Tapi lalu kekhawatiran saya muncul, saya tau anak di bawah 7 tahun baru tau enak dan nggak enak, belum mikir perlu dan nggak perlu. Tapi bagaimana menanamkan pemahaman ke dia sedikit demi sedikit, bahwa dia ke sekolah itu supaya pintar, bukan demi Baju Cinderella. Lalu pertanyaan saya ini dijawab oleh Pak Toge via email, beliau bilang “Buat dia ingin sekolah supaya pintar dan nantinya bisa bekerja seperti Mama dulu”
Lalu saya tanya lagi jadi boleh menanamkan pola dikasih Prize kepada anak? Pak Toge menjawab boleh, asal tujuannya untuk menanamkan kebiasaan berusaha.
Bersepakat Tentang Punishment
Setelah mencoba untuk bersepakat perihal reward, lalu untuk kita juga coba lagi untuk membuat kesepakatan dengan punishment-nya. Atau lebih tepatnya mungkin namanya konsekuensi, bukan hukuman, karena di awal sudah kita sepakati dulu dengan anak.
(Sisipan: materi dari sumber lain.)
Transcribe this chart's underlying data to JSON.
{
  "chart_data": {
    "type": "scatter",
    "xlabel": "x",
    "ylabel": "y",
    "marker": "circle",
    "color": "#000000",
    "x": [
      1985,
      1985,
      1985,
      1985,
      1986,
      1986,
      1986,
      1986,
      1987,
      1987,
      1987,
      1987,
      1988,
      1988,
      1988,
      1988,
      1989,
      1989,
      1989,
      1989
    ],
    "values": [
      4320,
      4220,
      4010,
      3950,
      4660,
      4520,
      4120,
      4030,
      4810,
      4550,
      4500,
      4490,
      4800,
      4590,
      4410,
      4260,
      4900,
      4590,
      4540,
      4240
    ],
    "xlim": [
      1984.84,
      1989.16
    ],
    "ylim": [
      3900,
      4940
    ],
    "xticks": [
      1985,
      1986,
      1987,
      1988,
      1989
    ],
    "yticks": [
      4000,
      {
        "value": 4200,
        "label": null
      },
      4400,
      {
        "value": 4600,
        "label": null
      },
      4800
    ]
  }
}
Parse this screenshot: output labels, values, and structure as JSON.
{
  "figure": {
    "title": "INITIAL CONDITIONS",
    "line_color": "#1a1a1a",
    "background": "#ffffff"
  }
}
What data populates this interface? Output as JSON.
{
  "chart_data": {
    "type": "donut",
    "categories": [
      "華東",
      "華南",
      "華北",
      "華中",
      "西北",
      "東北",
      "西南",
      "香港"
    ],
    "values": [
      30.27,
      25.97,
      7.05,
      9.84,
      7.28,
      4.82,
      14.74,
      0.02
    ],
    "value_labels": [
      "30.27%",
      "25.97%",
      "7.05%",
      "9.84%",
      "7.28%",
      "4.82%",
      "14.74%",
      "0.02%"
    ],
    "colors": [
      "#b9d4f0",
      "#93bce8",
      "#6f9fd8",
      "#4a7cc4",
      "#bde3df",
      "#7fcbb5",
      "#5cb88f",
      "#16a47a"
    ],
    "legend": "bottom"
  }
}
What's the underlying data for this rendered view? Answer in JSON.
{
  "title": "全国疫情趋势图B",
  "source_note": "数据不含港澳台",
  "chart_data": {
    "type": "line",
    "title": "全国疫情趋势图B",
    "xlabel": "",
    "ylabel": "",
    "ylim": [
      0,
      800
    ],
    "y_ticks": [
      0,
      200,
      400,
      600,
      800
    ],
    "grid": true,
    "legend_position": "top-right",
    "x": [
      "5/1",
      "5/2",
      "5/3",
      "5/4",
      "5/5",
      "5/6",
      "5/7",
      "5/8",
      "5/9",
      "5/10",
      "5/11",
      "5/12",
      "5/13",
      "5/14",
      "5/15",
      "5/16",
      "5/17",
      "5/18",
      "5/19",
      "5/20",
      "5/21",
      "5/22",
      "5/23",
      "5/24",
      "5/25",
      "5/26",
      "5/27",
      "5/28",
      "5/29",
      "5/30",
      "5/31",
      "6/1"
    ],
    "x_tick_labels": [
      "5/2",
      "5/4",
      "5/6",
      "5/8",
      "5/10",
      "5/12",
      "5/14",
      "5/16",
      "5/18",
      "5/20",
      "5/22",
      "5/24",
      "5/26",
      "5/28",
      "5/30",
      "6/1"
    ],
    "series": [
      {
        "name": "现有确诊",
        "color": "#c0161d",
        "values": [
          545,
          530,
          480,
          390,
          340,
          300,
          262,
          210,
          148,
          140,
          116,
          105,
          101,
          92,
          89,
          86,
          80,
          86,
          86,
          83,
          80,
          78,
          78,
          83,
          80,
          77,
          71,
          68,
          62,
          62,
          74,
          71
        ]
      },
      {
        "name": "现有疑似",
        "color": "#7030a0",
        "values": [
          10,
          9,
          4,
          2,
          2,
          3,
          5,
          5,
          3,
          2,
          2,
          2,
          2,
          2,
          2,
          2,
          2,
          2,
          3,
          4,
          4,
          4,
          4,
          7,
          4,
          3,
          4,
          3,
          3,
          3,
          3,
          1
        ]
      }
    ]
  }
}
Kemarin Zahra ngeluarin semua bajunya dari lemari. Saya bilang tapi nanti sebelum waktu tidur Zahra harus kembalikan semua baju ke lemari ya? Kalau tidak dikembalikan Zahra tidak minum susu malam ini. Dia mengangguk setuju dan kami sepakat. Lalu setelah selesai menghambur-hamburkan baju, dia kembalikan semua ke lemari, tentunya bagian melipat dibantu Mama :D Tapi setidaknya dia ikut membantu, itu saja udah cukup buat saya. Karena dia suka sekali minum susu, tentu saja dia membereskan semua bajunya dengan sukarela.
Kata Pak Toge, untuk melakukan kesepakatan kita harus punya ikatan emosi dengan anak. Kita harus tau apa yang menurut anak enak dan nggak enak. Sesuatu yang enak dijadikan sebagai reward, dan yang nggak enak dijadikan sebagai punishment/konsekuensi, tentunya kedua hal itu sudah disepakati bersama di awal.
Secara teori sepertinya mudah untuk dimengerti, tapi pada praktiknya pasti ada kendala. Seperti layaknya mahasiswa, orang tua juga perlu belajar dan ngambil SKS demi SKS untuk mencapai target yang inginkan. Kita berharap kita semua bisa dapet cumlaude ya, Mommies?